By Gina Gatchell, Director

“During the previous administration, as audit rates on high-income taxpayers fell, the share of audits on taxpayers with incomes under $200,000 increased,” Yellen said in remarks to be delivered at an IRS service center in Austin, Texas. “In 2019, the top one percent of Americans was estimated to owe over one-fifth of unpaid taxes, leaving ordinary Americans to shoulder the burden.” – U.S. Secretary of the Treasury Janet L. Yellen’s comments during a site visit to the IRS in Austin, Texas.

Over the weekend the Internal Revenue Service (IRS) and the Department of the Treasury announced that $1.3b has now been collected from high-income, high-wealth nonfilers.

This latest collection stems from around 1600 millionaires who have or had previously, delinquent tax debt.

Of those 1,600 individuals, 80% have made a payment resulting in the latest total of $1,3b, with $100m collected since July – the point at which the IRS and the Treasury passed the $1b mark.

Notably this is not broken down into U.S. residents and U.S. expats[1].

How the IRS did it

The DC-based government agency’s funding via the Inflation Reduction Act passed under the Biden- Harris agenda in 2022 empowered the IRS to launch an initiative in February 2024 in pursuit of individuals who have failed to file a U.S. income tax return since 2017.

The previous agenda targeting such individuals had been in operation – albeit severely under-resourced – since 2016.

In contrast, the freshly backed February 2024 campaign has now reached a milestone through the process of automated matching.

This technique involves the IRS matching of income and other information filed by financial institutions and employers with the IRS, to unfiled tax returns.

Automated matching has been used for several decades by the IRS to identify and resolve discrepancies between third party documentation filed with the agency and corresponding data on an income tax return and to identify those who have not filed their income tax return at all.

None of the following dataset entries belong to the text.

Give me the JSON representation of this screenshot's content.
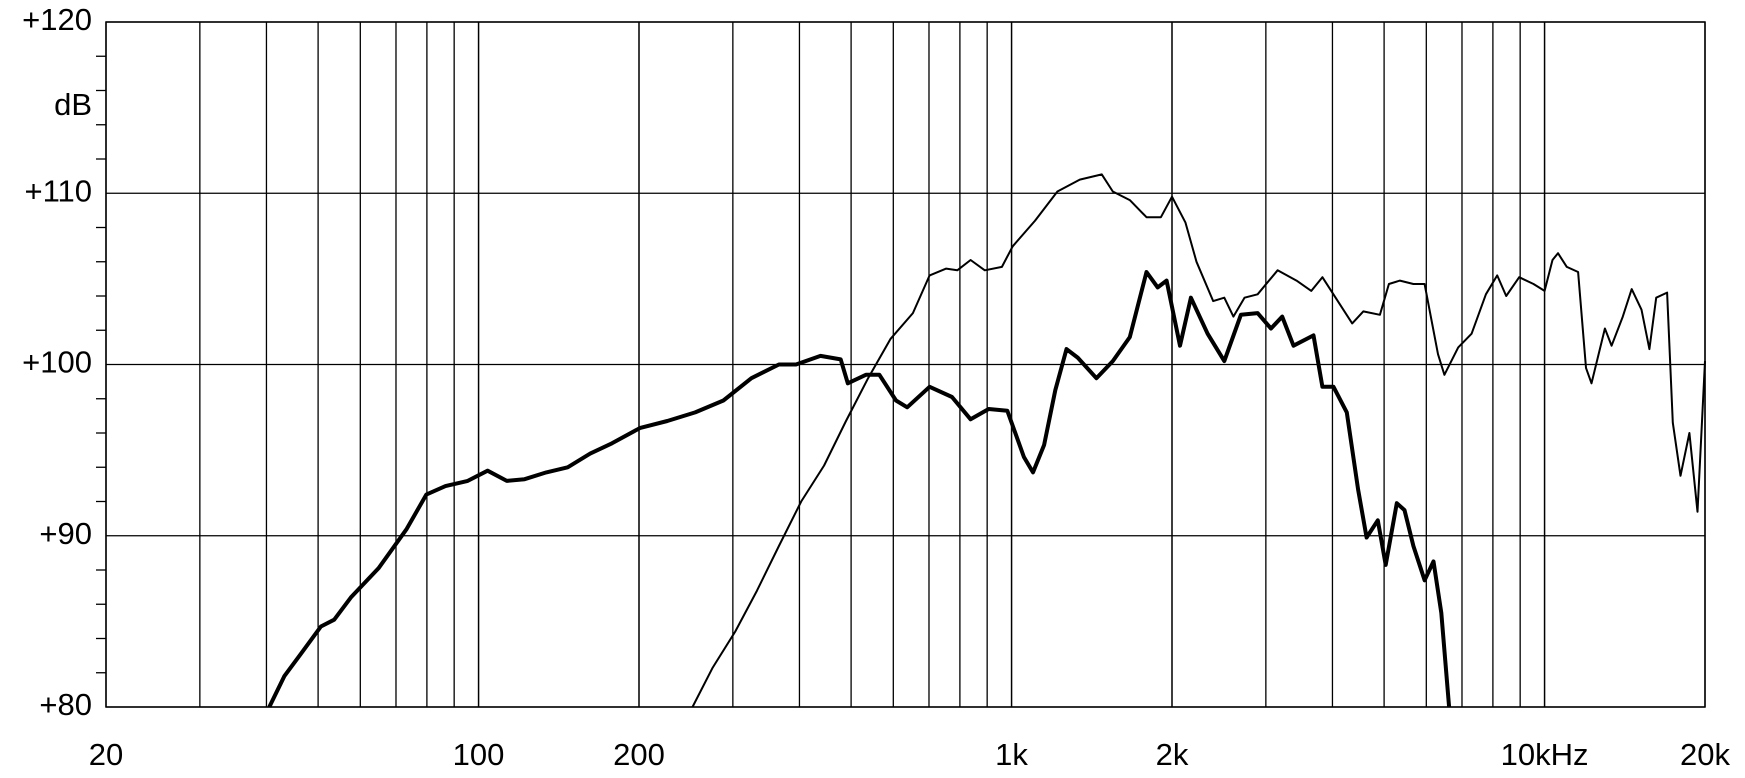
{
  "chart_data": {
    "type": "line",
    "x_scale": "log",
    "y_label": "dB",
    "xlim": [
      20,
      20000
    ],
    "ylim": [
      80,
      120
    ],
    "xticks": [
      20,
      100,
      200,
      {
        "value": 1000,
        "label": "1k"
      },
      {
        "value": 2000,
        "label": "2k"
      },
      {
        "value": 10000,
        "label": "10kHz"
      },
      {
        "value": 20000,
        "label": "20k"
      }
    ],
    "xgrid": [
      30,
      40,
      50,
      60,
      70,
      80,
      90,
      100,
      200,
      300,
      400,
      500,
      600,
      700,
      800,
      900,
      1000,
      2000,
      3000,
      4000,
      5000,
      6000,
      7000,
      8000,
      9000,
      10000
    ],
    "yticks": [
      {
        "value": 80,
        "label": "+80"
      },
      {
        "value": 90,
        "label": "+90"
      },
      {
        "value": 100,
        "label": "+100"
      },
      {
        "value": 110,
        "label": "+110"
      },
      {
        "value": 120,
        "label": "+120"
      }
    ],
    "yminorticks": [
      82,
      84,
      86,
      88,
      92,
      94,
      96,
      98,
      102,
      104,
      106,
      108,
      112,
      114,
      116,
      118
    ],
    "grid": true,
    "series": [
      {
        "color": "#000000",
        "line_width": 4,
        "x": [
          40.5,
          43.2,
          46.4,
          50.6,
          53.6,
          57.6,
          64.9,
          73.3,
          79.8,
          86.7,
          95.4,
          104,
          113,
          122,
          134,
          147,
          162,
          178,
          201,
          226,
          255,
          288,
          325,
          366,
          394,
          438,
          478,
          493,
          533,
          565,
          607,
          637,
          702,
          773,
          838,
          906,
          982,
          1055,
          1097,
          1151,
          1208,
          1268,
          1331,
          1443,
          1549,
          1667,
          1791,
          1880,
          1954,
          2070,
          2170,
          2332,
          2507,
          2693,
          2895,
          3068,
          3220,
          3380,
          3685,
          3830,
          4018,
          4255,
          4468,
          4636,
          4866,
          5034,
          5283,
          5461,
          5674,
          5956,
          6190,
          6401,
          6620
        ],
        "values": [
          80,
          81.8,
          83.1,
          84.7,
          85.1,
          86.4,
          88.1,
          90.4,
          92.4,
          92.9,
          93.2,
          93.8,
          93.2,
          93.3,
          93.7,
          94.0,
          94.8,
          95.4,
          96.3,
          96.7,
          97.2,
          97.9,
          99.2,
          100,
          100,
          100.5,
          100.3,
          98.9,
          99.4,
          99.4,
          97.9,
          97.5,
          98.7,
          98.1,
          96.8,
          97.4,
          97.3,
          94.6,
          93.7,
          95.3,
          98.5,
          100.9,
          100.4,
          99.2,
          100.2,
          101.6,
          105.4,
          104.5,
          104.9,
          101.1,
          103.9,
          101.8,
          100.2,
          102.9,
          103,
          102.1,
          102.8,
          101.1,
          101.7,
          98.7,
          98.7,
          97.2,
          92.7,
          89.9,
          90.9,
          88.3,
          91.9,
          91.5,
          89.4,
          87.4,
          88.5,
          85.5,
          80
        ]
      },
      {
        "color": "#000000",
        "line_width": 2,
        "x": [
          252,
          275,
          303,
          333,
          366,
          403,
          445,
          489,
          538,
          593,
          653,
          702,
          754,
          791,
          838,
          891,
          959,
          1005,
          1107,
          1219,
          1343,
          1477,
          1549,
          1667,
          1791,
          1906,
          2000,
          2119,
          2223,
          2390,
          2507,
          2607,
          2736,
          2895,
          3156,
          3425,
          3650,
          3830,
          4055,
          4357,
          4571,
          4911,
          5105,
          5354,
          5674,
          5956,
          6311,
          6489,
          6886,
          7296,
          7762,
          8149,
          8472,
          8964,
          9533,
          10000,
          10350,
          10600,
          11010,
          11560,
          11960,
          12250,
          12980,
          13360,
          14020,
          14570,
          15200,
          15730,
          16200,
          16980,
          17400,
          17990,
          18700,
          19360,
          20000
        ],
        "values": [
          80,
          82.3,
          84.4,
          86.8,
          89.4,
          92.0,
          94.1,
          96.7,
          99.2,
          101.5,
          103,
          105.2,
          105.6,
          105.5,
          106.1,
          105.5,
          105.7,
          106.9,
          108.4,
          110.1,
          110.8,
          111.1,
          110.1,
          109.6,
          108.6,
          108.6,
          109.8,
          108.3,
          106,
          103.7,
          103.9,
          102.8,
          103.9,
          104.1,
          105.5,
          104.9,
          104.3,
          105.1,
          103.9,
          102.4,
          103.1,
          102.9,
          104.7,
          104.9,
          104.7,
          104.7,
          100.6,
          99.4,
          101,
          101.8,
          104.1,
          105.2,
          104,
          105.1,
          104.7,
          104.3,
          106.1,
          106.5,
          105.7,
          105.4,
          99.8,
          98.9,
          102.1,
          101.1,
          102.8,
          104.4,
          103.2,
          100.9,
          103.9,
          104.2,
          96.6,
          93.5,
          96,
          91.4,
          100.2
        ]
      }
    ]
  }
}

Funding the IRS is a political football

Funding under the current administration is set to change under a new Republican administration with the residual of $60b budget allocated to the Inflation Reduction Act set to be clawed back under a new government.  

In context, of the $60b allocated to the IRS under the Act, $10b is scheduled to have been used by the end of the current fiscal year, 30 September 2024. That leaves US $50b available to rescind. Should this occur the federal budget deficit is forecast to increase by $100b over a decade due to lost tax revenue[2].                   

This campaign, ‘high income non-filer’, is one of 47 currently active campaigns that the IRS Large Business & International Division is running.